3.5.4 Bias/variance decomposition of MSE

Bias and variance are two independent criteria to assess the quality of an estimator. As shown in Figure 3.3 we could have two estimators behaving in an opposite ways: the first has large bias and low variance, while the second has large variance and small bias. How can we choose among them? We need a measure able to combine or merge the two to a single criteria. This is the role of the mean-square error (MSE) measure.
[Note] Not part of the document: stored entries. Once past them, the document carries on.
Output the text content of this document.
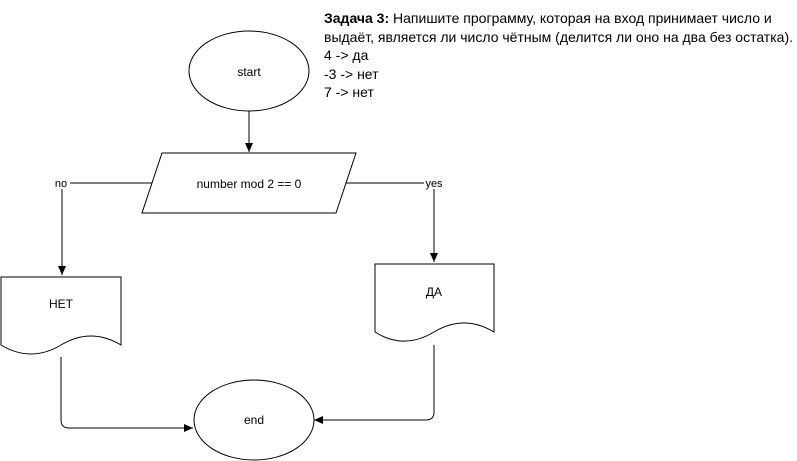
start
number mod 2 == 0
no	yes
НЕТ
ДА
end

Задача 3: Напишите программу, которая на вход принимает число и выдаёт, является ли число чётным (делится ли оно на два без остатка).

4 -> да

-3 -> нет

7 -> нет
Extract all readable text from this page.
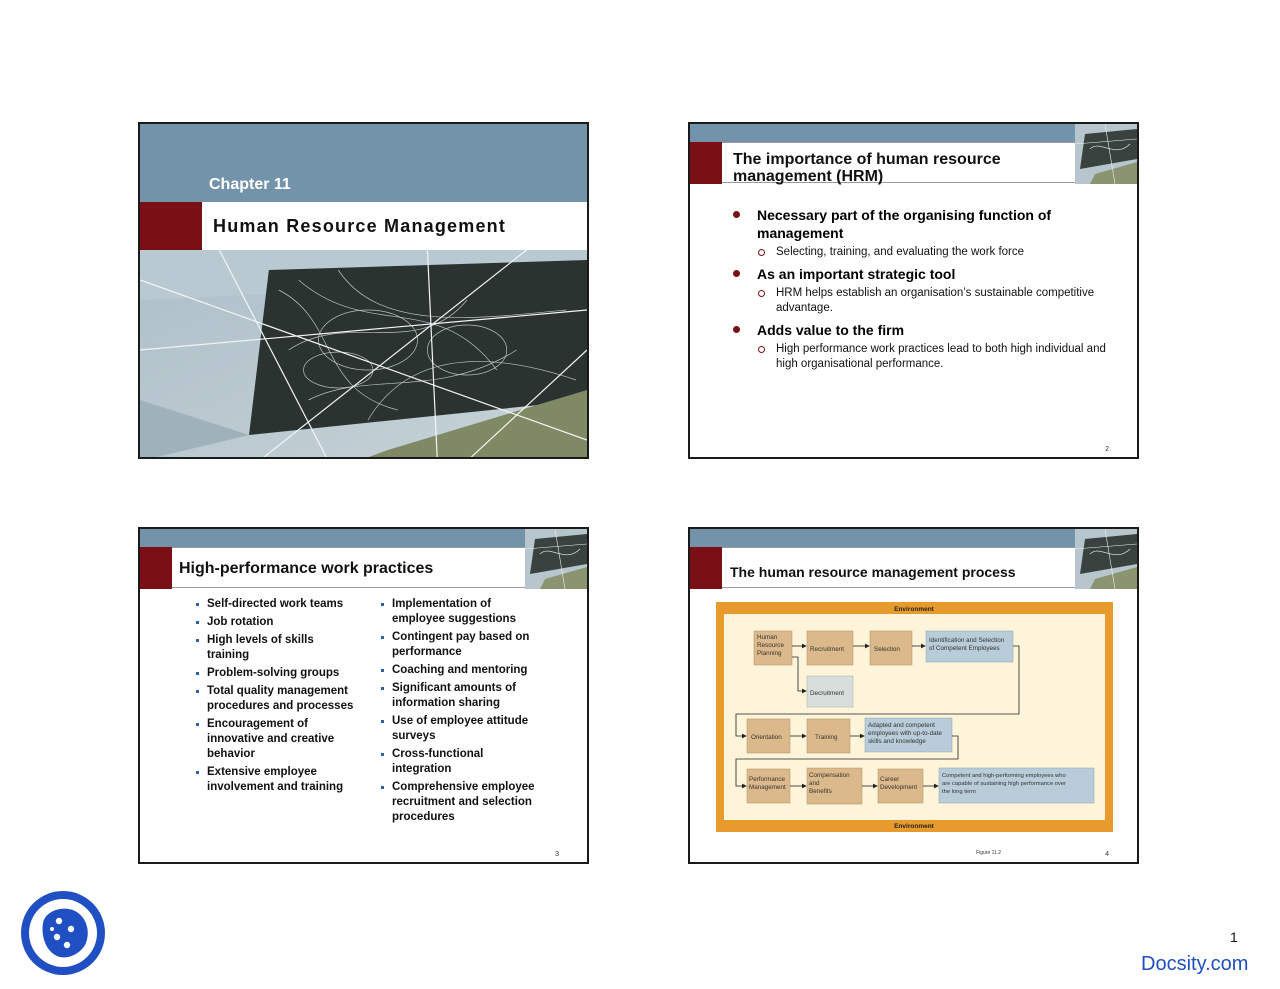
Chapter 11
Human Resource Management
The importance of human resource management (HRM)
Necessary part of the organising function of management
Selecting, training, and evaluating the work force
As an important strategic tool
HRM helps establish an organisation’s sustainable competitive advantage.
Adds value to the firm
High performance work practices lead to both high individual and high organisational performance.
2
High-performance work practices
Self-directed work teams
Job rotation
High levels of skills training
Problem-solving groups
Total quality management procedures and processes
Encouragement of innovative and creative behavior
Extensive employee involvement and training
Implementation of employee suggestions
Contingent pay based on performance
Coaching and mentoring
Significant amounts of information sharing
Use of employee attitude surveys
Cross-functional integration
Comprehensive employee recruitment and selection procedures
3
The human resource management process
Environment
Environment
Human
Resource
Planning
Recruitment	Selection
Identification and Selection
of Competent Employees
Decruitment
Orientation	Training
Adapted and competent
employees with up-to-date
skills and knowledge
Performance
Management
Compensation
and
Benefits
Career
Development
Competent and high-performing employees who
are capable of sustaining high performance over
the long term
Figure 11.2	4
1
Docsity.com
When $\hat{\boldsymbol {\theta }}$ is a biased estimator of $\theta $, its accuracy is usually assessed by its MSE rather than simply by its variance. The MSE is defined by

$$ \text {MSE}=E_{{\mathbf D}_ N}[(\theta -\hat{\boldsymbol{\theta }})^2] $$

For a generic estimator it can be shown that

\begin{equation} \text {MSE}=(E[\hat{\boldsymbol {\theta}}]-\theta )^2+\text {Var}\left[\hat{\boldsymbol {\theta }}\right]=\left[\text {Bias}[\hat{\boldsymbol {\theta }}]\right]^2+\text {Var}\left[\hat{\boldsymbol {\theta }} \right] \end{equation}

i.e., the mean-square error is equal to the sum of the variance and the squared bias of the estimator . Here it is the analytical derivation

\begin{align} \mbox{MSE}& =E_{{\mathbf D}_ N}[(\theta -\hat{\boldsymbol {\theta }})^2]=E_{{\mathbf D}_ N}[(\theta-E[\hat{\boldsymbol {\theta }}]+E[\hat{\boldsymbol {\theta}}]-\hat{\boldsymbol {\theta }})^2]\\ & =E_{{\mathbf D}_N}[(\theta -E[\hat{\boldsymbol {\theta }}])^2]+ E_{{\mathbf D}_N}[(E[\hat{\boldsymbol {\theta }}]-\hat{\boldsymbol {\theta}})^2] +E_{{\mathbf D}_ N}[2(\theta -E[\hat{\boldsymbol {\theta}}])(E[\hat{\boldsymbol {\theta }}]-\hat{\boldsymbol {\theta}})] \\ & =E_{{\mathbf D}_ N}[(\theta -E[\hat{\boldsymbol{\theta }}])^2]+ E_{{\mathbf D}_ N}[(E[\hat{\boldsymbol {\theta}}]-\hat{\boldsymbol {\theta }})^2] +2(\theta -E[\hat{\boldsymbol{\theta }}])(E[\hat{\boldsymbol {\theta }}]-E[\hat{\boldsymbol{\theta }}])\\ & =(E[\hat{\boldsymbol {\theta }}]-\theta)^2+\text {Var}\left[\hat{\boldsymbol {\theta }} \right] \end{align}

This decomposition is typically called the bias-variance decomposition. Note that, if an estimator is unbiased then its MSE is equal to its variance.